1. To open R with the data set preloaded, right-click here and choose "Save Target As" to download the file to your computer. Then find the downloaded file and double-click it to open it in R.

2. The data have been loaded into the data frame flicker . Enter the command

1. flicker

3. to see the data. The two variables in the data frame are color and cff .

4. Now use R to create side-by-side boxplots of CFF by eye color, and supplement them with the descriptive statistics of CFF by eye color.

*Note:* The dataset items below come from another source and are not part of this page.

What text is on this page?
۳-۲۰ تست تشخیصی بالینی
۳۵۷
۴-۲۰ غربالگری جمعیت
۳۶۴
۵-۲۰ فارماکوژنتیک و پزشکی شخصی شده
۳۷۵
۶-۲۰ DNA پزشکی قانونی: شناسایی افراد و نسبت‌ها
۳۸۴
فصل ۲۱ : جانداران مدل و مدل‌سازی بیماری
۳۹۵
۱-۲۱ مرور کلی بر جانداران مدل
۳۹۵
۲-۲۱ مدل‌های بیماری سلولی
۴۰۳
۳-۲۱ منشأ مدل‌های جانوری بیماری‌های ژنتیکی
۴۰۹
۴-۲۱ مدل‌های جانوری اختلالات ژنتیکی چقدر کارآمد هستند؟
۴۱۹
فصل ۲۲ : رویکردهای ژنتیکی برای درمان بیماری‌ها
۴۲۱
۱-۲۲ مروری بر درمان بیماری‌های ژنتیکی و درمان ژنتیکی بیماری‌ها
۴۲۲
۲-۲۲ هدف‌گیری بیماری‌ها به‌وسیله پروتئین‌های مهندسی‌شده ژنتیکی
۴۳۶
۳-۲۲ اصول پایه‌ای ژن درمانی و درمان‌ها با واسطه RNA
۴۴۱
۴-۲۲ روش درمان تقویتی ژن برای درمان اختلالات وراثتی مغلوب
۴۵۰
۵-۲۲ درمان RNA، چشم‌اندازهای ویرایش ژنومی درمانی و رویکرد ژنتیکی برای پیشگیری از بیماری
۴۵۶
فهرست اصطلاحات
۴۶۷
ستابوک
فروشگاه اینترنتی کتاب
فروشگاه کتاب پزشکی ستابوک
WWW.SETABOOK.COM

Use the output to check whether the conditions that allow us to safely use the ANOVA F-test are met.

5. To do this in R, enter the commands:

1. boxplot(flicker$cff~flicker$color,xlab="Eye Color",ylab="CFF")
tapply(flicker$cff, flicker$color, mean)
tapply(flicker$cff, flicker$color, sd)


1. Explanation :
Let's check the conditions: (i) We are told that the sample was chosen at random, so the three eye-color samples are independent. (ii) The sample sizes are quite low, but the boxplots do not display any extreme violation of the normality assumption in the form of extreme skewness or outliers. (iii) We can assume that the equal population standard deviation condition is met, since the rule of thumb is satisfied (1.843 / 1.365 is less than 2) In summary, we can safely proceed with the ANOVA F-test.

• R Instructions

1. For the next question, we need to carry out the ANOVA F-test using R. To do this, we use the aov() command. Similar to the lm() command, the aov() command produces more output than we need, so we will save the output to a variable name and then use other commands to extract the information of interest. We choose here a generic name, cff.aov , but any name would work within the code as long as it is used throughout.

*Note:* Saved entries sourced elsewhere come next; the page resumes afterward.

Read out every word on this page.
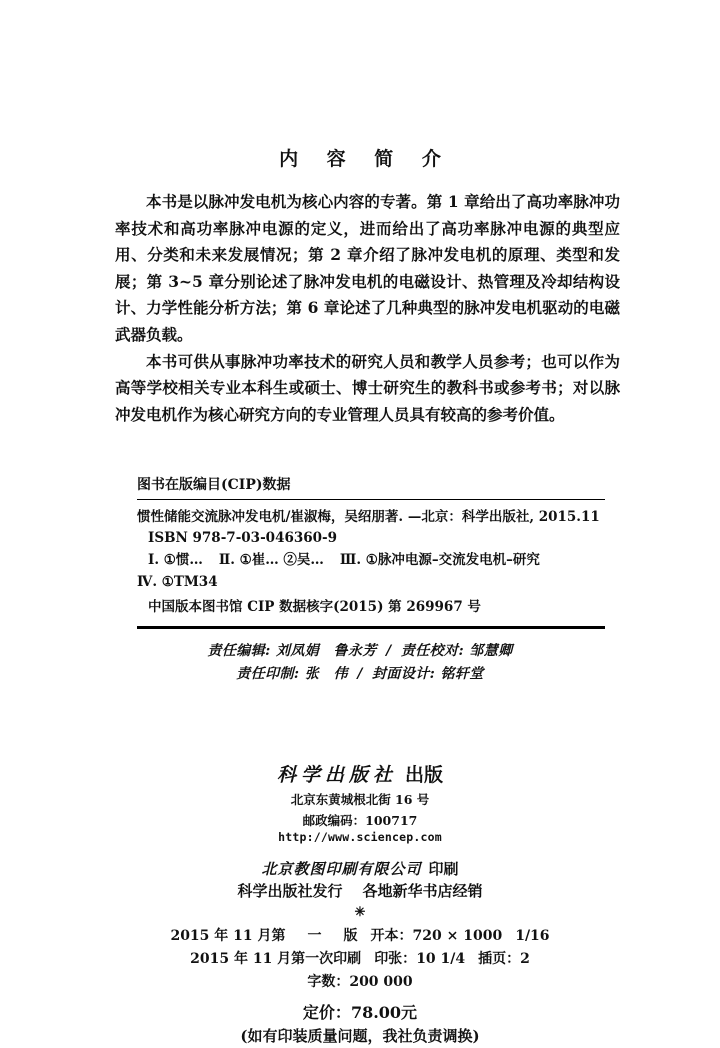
内 容 简 介

本书是以脉冲发电机为核心内容的专著。第 1 章给出了高功率脉冲功率技术和高功率脉冲电源的定义，进而给出了高功率脉冲电源的典型应用、分类和未来发展情况；第 2 章介绍了脉冲发电机的原理、类型和发展；第 3~5 章分别论述了脉冲发电机的电磁设计、热管理及冷却结构设计、力学性能分析方法；第 6 章论述了几种典型的脉冲发电机驱动的电磁武器负载。

本书可供从事脉冲功率技术的研究人员和教学人员参考；也可以作为高等学校相关专业本科生或硕士、博士研究生的教科书或参考书；对以脉冲发电机作为核心研究方向的专业管理人员具有较高的参考价值。

图书在版编目(CIP)数据
惯性储能交流脉冲发电机/崔淑梅，吴绍朋著. —北京：科学出版社, 2015.11
ISBN 978-7-03-046360-9
Ⅰ. ①惯… Ⅱ. ①崔… ②吴… Ⅲ. ①脉冲电源–交流发电机–研究
Ⅳ. ①TM34
中国版本图书馆 CIP 数据核字(2015) 第 269967 号
责任编辑: 刘凤娟　鲁永芳 / 责任校对: 邹慧卿
责任印制: 张　伟 / 封面设计: 铭轩堂
科学出版社 出版
北京东黄城根北街 16 号
邮政编码：100717
http://www.sciencep.com
北京教图印刷有限公司 印刷
科学出版社发行 各地新华书店经销
✳
2015 年 11 月第 一 版 开本：720 × 1000 1/16
2015 年 11 月第一次印刷 印张：10 1/4 插页：2
字数：200 000
定价：78.00元
(如有印装质量问题，我社负责调换)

1. cff.aov=aov(cff~color,flicker)

2. Now we can extract the ANOVA table from cff.aov using either summary() or anova() , which both return the same result.

1. summary(cff.aov)
anova(cff.aov)

3. Note: For more advanced analysis of assumptions for ANOVA, we can use functions such as

1. plot(cff.aov,1)

4. for residual plots,

1. plot(cff.aov,2)

5. for normal QQ plots, and

1. residuals(cff.aov)

6. to extract the residuals.

1. Explanation :
The test statistic F is 4.8 (which is quite large), and the p-value is .023, indicating that it is unlikely (probability of .023) to get data like those observed assuming that CFF is not related to eye color (as the null hypothesis claims). Since the p-value is small (in particular, smaller than .05), we have enough evidence in the data to reject Ho and conclude that the mean CFFs in the three eye-color populations are not all the same. In other words, we can conclude that CFF is related to eye color.